Das Unglück von Eschede belastete auch die Retter schwer: Erstmals gab es für sie dauerhafte psychologische Betreuung, die Bahn setzte einen Ombudsmann ein. Auch zehn Jahre später haben viele die Erlebnisse nicht verwunden.
von  Abendzeitung
Einsatz Eschede: Unvorstellbares Chaos und Grauen.
Einsatz Eschede: Unvorstellbares Chaos und Grauen. © ap

Das Unglück von Eschede belastete auch die Retter schwer: Erstmals gab es für sie dauerhafte psychologische Betreuung, die Bahn setzte einen Ombudsmann ein. Auch zehn Jahre später haben viele die Erlebnisse nicht verwunden.

Am dritten Juni 1998 sahen sich die Rettungskräfte in Eschede einem grauenvollen Szenario ausgesetzt: Viele Leichen waren grauenvoll verstümmelt. Die, die eigentlich als Lebensretter gekommen waren, mussten Tote und abgetrennte Gliedmaßen aus dem Wrack ziehen oder Sand sieben, um Gewebe und Knochen zu finden. «Wer behauptet, hier noch Profi zu sein, der muss Eiswürfel pinkeln können, so kalt muss der sein», sagte einer der Sanitäter.

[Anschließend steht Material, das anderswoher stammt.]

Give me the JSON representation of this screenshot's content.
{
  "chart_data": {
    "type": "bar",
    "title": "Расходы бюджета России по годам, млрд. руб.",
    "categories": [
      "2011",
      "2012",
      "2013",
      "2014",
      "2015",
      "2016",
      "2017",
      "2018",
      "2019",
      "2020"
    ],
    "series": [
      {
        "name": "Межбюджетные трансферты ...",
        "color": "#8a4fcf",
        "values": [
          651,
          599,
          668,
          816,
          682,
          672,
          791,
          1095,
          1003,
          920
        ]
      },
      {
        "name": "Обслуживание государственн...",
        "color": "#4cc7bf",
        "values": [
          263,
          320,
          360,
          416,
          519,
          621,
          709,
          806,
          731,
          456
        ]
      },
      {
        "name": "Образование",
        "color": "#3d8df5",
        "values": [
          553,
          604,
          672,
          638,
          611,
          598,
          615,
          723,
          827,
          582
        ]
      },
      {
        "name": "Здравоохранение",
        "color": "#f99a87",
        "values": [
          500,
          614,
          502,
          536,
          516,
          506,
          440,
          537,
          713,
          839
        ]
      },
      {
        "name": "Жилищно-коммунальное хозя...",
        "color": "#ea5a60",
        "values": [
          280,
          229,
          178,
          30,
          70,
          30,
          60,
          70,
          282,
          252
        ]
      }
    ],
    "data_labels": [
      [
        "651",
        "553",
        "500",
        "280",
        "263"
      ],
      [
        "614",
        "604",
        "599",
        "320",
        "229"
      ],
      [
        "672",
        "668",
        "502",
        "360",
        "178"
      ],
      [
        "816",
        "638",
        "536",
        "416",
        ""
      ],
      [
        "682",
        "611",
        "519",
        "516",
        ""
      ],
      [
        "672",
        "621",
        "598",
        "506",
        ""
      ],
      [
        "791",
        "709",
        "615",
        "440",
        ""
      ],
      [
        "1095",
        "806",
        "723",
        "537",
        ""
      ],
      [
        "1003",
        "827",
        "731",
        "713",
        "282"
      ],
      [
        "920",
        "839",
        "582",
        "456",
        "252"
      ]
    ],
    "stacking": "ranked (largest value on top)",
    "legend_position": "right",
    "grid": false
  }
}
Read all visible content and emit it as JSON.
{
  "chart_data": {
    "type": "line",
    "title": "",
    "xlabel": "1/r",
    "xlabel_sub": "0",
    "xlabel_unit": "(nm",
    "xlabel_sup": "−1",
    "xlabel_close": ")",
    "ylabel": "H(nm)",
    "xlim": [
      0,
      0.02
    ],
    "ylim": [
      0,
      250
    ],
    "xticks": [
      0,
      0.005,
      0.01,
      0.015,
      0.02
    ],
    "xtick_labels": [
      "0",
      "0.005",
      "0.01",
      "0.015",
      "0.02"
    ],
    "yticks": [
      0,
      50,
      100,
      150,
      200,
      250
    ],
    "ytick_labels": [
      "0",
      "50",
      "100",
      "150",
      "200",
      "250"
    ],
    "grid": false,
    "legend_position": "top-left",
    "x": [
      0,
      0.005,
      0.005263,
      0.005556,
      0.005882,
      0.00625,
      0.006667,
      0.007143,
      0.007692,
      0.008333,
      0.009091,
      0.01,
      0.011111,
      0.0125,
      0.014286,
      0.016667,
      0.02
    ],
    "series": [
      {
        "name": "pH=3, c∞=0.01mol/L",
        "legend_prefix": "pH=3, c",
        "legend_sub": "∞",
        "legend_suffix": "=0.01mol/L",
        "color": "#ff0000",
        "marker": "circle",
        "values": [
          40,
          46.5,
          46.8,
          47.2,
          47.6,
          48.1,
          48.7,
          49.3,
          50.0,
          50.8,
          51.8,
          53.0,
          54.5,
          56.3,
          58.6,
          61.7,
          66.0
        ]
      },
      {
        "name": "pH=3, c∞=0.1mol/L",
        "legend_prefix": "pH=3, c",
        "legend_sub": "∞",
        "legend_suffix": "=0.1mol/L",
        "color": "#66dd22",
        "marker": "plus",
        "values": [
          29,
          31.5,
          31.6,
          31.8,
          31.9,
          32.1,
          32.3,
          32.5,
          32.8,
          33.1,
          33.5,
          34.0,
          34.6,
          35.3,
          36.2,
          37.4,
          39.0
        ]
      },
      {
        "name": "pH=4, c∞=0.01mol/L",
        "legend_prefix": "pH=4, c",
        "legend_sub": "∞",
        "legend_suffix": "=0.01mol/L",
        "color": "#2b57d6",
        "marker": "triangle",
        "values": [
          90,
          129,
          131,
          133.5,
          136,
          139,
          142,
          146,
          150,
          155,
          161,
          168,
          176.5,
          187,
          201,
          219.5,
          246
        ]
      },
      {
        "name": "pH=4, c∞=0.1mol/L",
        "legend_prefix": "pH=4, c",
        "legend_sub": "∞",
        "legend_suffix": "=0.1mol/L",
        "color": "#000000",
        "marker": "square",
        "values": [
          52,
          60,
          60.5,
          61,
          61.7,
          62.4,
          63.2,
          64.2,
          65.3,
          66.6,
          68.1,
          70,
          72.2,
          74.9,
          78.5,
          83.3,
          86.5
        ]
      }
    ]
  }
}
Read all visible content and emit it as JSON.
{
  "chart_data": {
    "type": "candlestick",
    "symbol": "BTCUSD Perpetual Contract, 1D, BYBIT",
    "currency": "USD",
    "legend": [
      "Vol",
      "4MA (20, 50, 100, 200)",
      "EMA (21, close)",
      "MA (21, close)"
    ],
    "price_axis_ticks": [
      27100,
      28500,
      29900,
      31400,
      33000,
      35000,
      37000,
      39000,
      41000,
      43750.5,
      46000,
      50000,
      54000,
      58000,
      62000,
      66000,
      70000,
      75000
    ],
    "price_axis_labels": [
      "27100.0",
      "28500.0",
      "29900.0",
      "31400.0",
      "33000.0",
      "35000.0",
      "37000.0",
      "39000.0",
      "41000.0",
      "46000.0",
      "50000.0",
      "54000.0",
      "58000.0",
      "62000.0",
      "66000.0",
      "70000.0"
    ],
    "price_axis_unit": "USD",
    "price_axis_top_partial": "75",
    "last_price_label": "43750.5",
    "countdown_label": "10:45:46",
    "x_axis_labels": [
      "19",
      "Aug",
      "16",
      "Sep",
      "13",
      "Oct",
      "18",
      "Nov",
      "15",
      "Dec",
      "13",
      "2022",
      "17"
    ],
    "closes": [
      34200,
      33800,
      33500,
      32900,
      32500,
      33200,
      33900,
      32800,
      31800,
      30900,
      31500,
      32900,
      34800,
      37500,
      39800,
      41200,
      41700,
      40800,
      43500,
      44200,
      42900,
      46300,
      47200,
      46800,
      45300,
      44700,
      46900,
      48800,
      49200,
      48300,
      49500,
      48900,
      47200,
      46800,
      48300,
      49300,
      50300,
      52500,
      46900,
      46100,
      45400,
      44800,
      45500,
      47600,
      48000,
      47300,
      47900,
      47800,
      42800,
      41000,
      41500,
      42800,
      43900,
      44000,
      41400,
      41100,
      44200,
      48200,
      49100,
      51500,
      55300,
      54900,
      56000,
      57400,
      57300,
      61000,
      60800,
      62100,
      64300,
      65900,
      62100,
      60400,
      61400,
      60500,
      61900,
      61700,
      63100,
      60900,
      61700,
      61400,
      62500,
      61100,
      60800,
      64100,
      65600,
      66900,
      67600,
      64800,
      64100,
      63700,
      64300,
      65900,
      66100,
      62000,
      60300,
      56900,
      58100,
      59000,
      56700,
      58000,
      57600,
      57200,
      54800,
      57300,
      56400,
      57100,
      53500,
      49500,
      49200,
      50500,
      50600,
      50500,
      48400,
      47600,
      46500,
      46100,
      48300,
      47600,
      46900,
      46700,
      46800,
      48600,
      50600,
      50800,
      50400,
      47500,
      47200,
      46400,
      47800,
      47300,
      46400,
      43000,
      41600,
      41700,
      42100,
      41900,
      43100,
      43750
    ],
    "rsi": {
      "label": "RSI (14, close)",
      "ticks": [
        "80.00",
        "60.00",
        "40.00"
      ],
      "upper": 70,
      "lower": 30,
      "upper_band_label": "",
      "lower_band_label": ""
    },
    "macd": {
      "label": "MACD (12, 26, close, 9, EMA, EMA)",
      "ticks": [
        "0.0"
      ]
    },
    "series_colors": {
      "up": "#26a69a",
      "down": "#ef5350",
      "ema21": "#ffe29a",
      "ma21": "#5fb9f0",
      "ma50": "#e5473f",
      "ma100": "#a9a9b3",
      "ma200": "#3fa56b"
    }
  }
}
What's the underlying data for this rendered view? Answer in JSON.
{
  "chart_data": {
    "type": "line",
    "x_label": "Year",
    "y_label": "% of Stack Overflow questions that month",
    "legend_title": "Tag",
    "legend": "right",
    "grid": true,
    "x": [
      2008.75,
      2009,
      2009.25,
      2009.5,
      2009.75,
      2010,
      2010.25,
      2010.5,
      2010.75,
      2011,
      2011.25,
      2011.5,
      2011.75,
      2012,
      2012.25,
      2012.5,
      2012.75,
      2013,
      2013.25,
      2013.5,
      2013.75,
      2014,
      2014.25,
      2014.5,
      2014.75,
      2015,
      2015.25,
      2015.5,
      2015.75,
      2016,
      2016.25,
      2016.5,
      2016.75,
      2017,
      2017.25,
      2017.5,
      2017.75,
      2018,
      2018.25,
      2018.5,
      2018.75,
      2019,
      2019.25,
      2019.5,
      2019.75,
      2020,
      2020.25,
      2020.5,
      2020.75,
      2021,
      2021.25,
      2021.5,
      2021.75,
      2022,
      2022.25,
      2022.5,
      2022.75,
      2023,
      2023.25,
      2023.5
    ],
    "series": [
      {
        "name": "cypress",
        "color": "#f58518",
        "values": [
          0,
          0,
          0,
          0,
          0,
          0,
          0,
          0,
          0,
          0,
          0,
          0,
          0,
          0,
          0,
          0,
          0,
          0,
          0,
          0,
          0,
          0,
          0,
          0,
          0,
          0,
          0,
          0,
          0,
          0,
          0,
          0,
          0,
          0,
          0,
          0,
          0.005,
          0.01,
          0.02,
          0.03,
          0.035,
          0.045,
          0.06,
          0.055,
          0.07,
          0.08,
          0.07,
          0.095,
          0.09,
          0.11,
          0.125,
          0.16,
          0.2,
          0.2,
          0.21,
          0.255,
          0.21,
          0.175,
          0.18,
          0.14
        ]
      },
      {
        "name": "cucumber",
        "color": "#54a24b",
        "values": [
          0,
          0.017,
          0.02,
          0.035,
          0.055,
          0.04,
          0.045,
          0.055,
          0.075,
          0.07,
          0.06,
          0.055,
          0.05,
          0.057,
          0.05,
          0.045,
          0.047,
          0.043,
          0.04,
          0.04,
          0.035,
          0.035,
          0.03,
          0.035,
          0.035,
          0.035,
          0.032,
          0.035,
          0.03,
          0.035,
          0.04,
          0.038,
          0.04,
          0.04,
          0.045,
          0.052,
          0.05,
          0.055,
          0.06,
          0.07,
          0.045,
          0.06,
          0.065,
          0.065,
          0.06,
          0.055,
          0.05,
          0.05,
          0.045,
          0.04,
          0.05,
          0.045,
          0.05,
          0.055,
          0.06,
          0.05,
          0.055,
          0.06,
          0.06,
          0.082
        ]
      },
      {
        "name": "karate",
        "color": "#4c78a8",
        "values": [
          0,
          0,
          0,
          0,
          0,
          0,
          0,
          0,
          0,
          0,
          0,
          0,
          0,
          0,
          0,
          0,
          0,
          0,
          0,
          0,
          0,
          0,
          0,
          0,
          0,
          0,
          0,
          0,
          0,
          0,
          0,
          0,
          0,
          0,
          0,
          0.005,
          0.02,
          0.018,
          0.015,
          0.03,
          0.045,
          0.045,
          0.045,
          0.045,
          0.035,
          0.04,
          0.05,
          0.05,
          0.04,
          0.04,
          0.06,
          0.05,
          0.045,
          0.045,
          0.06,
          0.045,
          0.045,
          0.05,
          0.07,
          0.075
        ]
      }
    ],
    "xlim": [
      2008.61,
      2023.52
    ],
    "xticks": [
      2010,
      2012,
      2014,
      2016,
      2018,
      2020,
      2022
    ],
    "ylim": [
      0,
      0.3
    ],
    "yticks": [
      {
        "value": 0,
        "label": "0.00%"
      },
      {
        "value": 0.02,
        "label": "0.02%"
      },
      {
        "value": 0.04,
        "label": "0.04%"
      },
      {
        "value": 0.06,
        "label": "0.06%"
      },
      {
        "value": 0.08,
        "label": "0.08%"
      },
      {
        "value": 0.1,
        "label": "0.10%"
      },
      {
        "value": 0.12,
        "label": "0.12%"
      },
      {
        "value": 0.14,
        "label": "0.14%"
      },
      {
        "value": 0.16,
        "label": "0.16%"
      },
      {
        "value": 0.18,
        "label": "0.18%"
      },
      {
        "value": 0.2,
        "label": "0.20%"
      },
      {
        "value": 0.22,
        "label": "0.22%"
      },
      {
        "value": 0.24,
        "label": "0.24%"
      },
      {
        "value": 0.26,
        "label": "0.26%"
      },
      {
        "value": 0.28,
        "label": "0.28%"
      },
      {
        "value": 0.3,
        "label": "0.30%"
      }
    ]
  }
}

Wenn für andere Menschen die Welt zusammenbricht, müssen sie funktionieren - emotionale Regungen haben in diesem Moment keinen Platz. Doch auch Rettungskräfte erleben Situationen und Eindrücke, die sie nicht loslassen. Das ICE-Unglück von Eschede war so ein Fall. Nach dem Einsatz brauchten viele der rund 2.000 Helfer Unterstützung und bekamen sie. Erstmals wurde damals nach einer Katastrophe in Deutschland eine umfangreiche und dauerhafte Unterstützung für Einsatzkräfte etabliert.

Leiden bis zum Selbstmord

«Es gab zunächst bei vielen Einsatzkräften einen sehr hohen Gesprächsbedarf», erinnert sich Jutta Helmerichs, die seinerzeit die «Koordinierungsstelle Einsatznachsorge» in Eschede leitete. «Viele Helfer sind erst einmal zusammengekommen und haben sich von ihren Erlebnissen erzählt», sagt Helmerichs. Solche Gespräche, die von Fachleuten begleitet wurden, halfen den meisten Rettern bei der Bewältigung des Erlebten.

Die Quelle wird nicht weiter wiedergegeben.